OPSIM is a general purpose operational simulation tool for the expert modelling of both natural and industrial water resource systems. It provides a powerful and flexible platform for attaining a quantified insight and understanding of a system's performance - historical, current and possible alternative future - under a comprehensive array of climatic conditions. The software provides the User with an extensive array of predefined components with which to build a simulation model, sufficient to define both simple and complex water systems alike.
OPSIM is the foundation platform onto which extensions provide enhanced specialist functionality (Geochemistry and Adaptive Real-time Simulation extensions). It is expert system type software, designed by expert water engineers, to allow users to focus on problem solving and not on the intricacies of simulation model creation. It has been developed to provide the user with the means to rapidly and reliably create operational simulation models with relative ease. Inbuilt graphical plotting and numerical analysis allows rapid quantification and visualization of simulation outcomes, with full access to copy and paste into other applications for reporting and other analysis.
Although OPSIM is typically used for industrial and mining water management activities, it is also equally well suited to the assessment of water supply reservoir yield, the assessment of multiple operating strategies, and water resource planning.
Accurate estimation of rainfall generated runoff from catchments commanded by a water management system is a fundamental requirement for a water resources modelling system.
OPSIM provides users with a library of alternative methods for runoff estimation, to suit the needs of individual preferences. Multiple sets of land-type parameters may be defined for application on a sub-catchment basis to provide a high level of spatial resolution.
Multiple contributing rainfall station data can also be specified for larger catchment areas, with sub-catchment level weighting for proportional distribution. An option is also included to allow for "rain day" preservation on those catchments with multiple rainfall station contribution.

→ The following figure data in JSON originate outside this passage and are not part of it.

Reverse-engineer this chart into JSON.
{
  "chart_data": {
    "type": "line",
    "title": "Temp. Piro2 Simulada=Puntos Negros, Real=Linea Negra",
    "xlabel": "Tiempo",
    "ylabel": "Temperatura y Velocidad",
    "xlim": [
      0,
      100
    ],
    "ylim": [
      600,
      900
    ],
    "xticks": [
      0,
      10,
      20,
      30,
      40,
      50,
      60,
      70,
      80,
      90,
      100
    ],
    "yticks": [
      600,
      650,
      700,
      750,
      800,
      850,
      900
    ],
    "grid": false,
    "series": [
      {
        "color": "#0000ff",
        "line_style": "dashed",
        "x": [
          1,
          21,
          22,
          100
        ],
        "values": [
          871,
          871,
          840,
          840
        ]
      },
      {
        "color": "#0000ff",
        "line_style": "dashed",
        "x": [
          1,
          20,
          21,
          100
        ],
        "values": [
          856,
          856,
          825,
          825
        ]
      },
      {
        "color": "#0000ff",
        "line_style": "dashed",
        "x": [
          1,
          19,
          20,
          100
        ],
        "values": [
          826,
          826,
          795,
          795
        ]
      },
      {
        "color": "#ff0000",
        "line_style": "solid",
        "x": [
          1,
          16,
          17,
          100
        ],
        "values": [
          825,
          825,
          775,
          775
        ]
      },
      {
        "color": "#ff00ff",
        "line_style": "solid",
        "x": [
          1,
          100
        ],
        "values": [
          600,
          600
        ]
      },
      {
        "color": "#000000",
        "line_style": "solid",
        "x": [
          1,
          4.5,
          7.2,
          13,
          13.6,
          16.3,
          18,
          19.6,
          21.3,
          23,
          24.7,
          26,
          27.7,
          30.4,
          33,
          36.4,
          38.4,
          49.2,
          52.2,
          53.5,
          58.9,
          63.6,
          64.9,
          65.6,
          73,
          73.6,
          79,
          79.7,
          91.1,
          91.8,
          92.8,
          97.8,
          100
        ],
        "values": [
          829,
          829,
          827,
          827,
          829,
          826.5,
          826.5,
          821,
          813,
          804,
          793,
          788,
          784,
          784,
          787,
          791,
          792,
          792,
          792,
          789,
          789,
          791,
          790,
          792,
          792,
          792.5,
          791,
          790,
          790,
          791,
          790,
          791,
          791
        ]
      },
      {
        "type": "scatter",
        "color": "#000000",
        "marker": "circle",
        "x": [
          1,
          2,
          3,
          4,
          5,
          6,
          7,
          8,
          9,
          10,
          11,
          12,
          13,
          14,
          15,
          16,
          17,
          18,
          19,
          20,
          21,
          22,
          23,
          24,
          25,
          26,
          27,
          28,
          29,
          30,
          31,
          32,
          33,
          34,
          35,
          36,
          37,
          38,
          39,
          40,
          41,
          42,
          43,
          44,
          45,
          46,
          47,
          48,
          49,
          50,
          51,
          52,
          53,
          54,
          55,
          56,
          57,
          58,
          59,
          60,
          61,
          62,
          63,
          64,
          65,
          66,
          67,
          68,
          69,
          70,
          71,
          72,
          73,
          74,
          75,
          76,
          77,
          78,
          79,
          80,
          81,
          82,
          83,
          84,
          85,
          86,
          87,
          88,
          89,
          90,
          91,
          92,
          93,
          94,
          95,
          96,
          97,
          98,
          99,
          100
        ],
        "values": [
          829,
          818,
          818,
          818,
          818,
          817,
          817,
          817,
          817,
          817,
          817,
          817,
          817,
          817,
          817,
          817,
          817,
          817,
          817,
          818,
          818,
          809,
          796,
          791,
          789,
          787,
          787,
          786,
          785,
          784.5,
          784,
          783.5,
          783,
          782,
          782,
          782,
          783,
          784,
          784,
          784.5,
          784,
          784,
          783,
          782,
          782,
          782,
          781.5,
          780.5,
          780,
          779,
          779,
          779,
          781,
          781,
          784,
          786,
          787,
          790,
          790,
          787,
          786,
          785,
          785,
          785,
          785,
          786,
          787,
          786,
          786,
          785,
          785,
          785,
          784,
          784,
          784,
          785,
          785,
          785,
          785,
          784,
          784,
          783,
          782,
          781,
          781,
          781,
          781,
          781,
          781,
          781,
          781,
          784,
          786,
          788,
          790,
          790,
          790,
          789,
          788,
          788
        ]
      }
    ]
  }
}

Antecedent rainfall often plays an important role in the rainfall-runoff process, particularly in the initial period of a simulation run. OPSIM provides support to overcome this modelling problem by automatically "pre-running" hydrology components within a model. This technique properly initialises catchment conditions prior to commencement of the simulation proper.
Mining operations usually include some form of tailings dam. Containment of contaminated water within a tailings dam if often of key importance to an operation.
The accumulation of tailings within a dam will reduce its capacity to store free water, and over time this will result in an ever-increasing risk of overflow, unless preventative action is taken. Typically, this risk of overflow is primarily associated with the occurrence of rainfall that is captured within the storage over a period of time.
A common use of OPSIM is to inform water management system operators of the likelihood of occurrence of certain circumstances at a future date — such as tailings dam spill, for example. OPSIM's forecasting capabilities are perfectly suited to this application, and provide operators with a substantiated basis for risk based decision making.
Of course, the other application of these same techniques is for the initial sizing of tailings storages (or their raising) to meet with both tailings and free water containment requirements, over a prescribed period of time.
The linked scenario feature allows multiple simulations to be connected in time regardless of the number of changes to operating rules and nodes. This function makes OPSIM capable of seamlessly simulating changes in operational procedure, and capable of exploring a wide range of future possible operating parameters. This feature is particularly suited to life-of-mine planning where contaminated water inventories may need to be managed for a considerable period of time.
Every model created in OPSIM has a unique ID associated with it so documents can be tracked. Models can also be locked, turning them into a mastered document. Mastered documents are encrypted, and only the simulation dates and outputs can be modified, with all other simulation parameters being locked. This means that once a validated model is created it can be locked and distributed as a controlled document, and other users can use that model and be certain that it has not been modified.
Due to OPSIMs powerful computational engine, it can be used to perform and post process multiple types of analysis from a single system model. These tasks include model calibration, which is made easy through the analysis interface; time series analysis, which can be performed to generate statistics at different time resolutions; event based analysis using system simulation triggers, such as spill events; and statistical analysis to calculate annual exceedance probabilities (AEP) or percentage of time (POT) plots.
OPSIM implements Water Accounting Framework (WAF) requirements for the quantification of the operational efficiencies of specified tasks within a modeled water management system. This is undertaken through the assignment of water quality based categories to the various inflow streams to the tasks. Assessment of operational efficiencies is made by tracking water category flow volumes through the course of simulation. Reporting includes comprehensive account of all water inventories entering, leaving and retained within each task of the water management system under assessment.
OPSIM's WAF implementation of operational efficiency and reporting calculations are in alignment with the framework for the Global Reporting Initiative (GRI, Amsterdam 2010) as applied by the Mineral Council of Australia (MCA, 2014).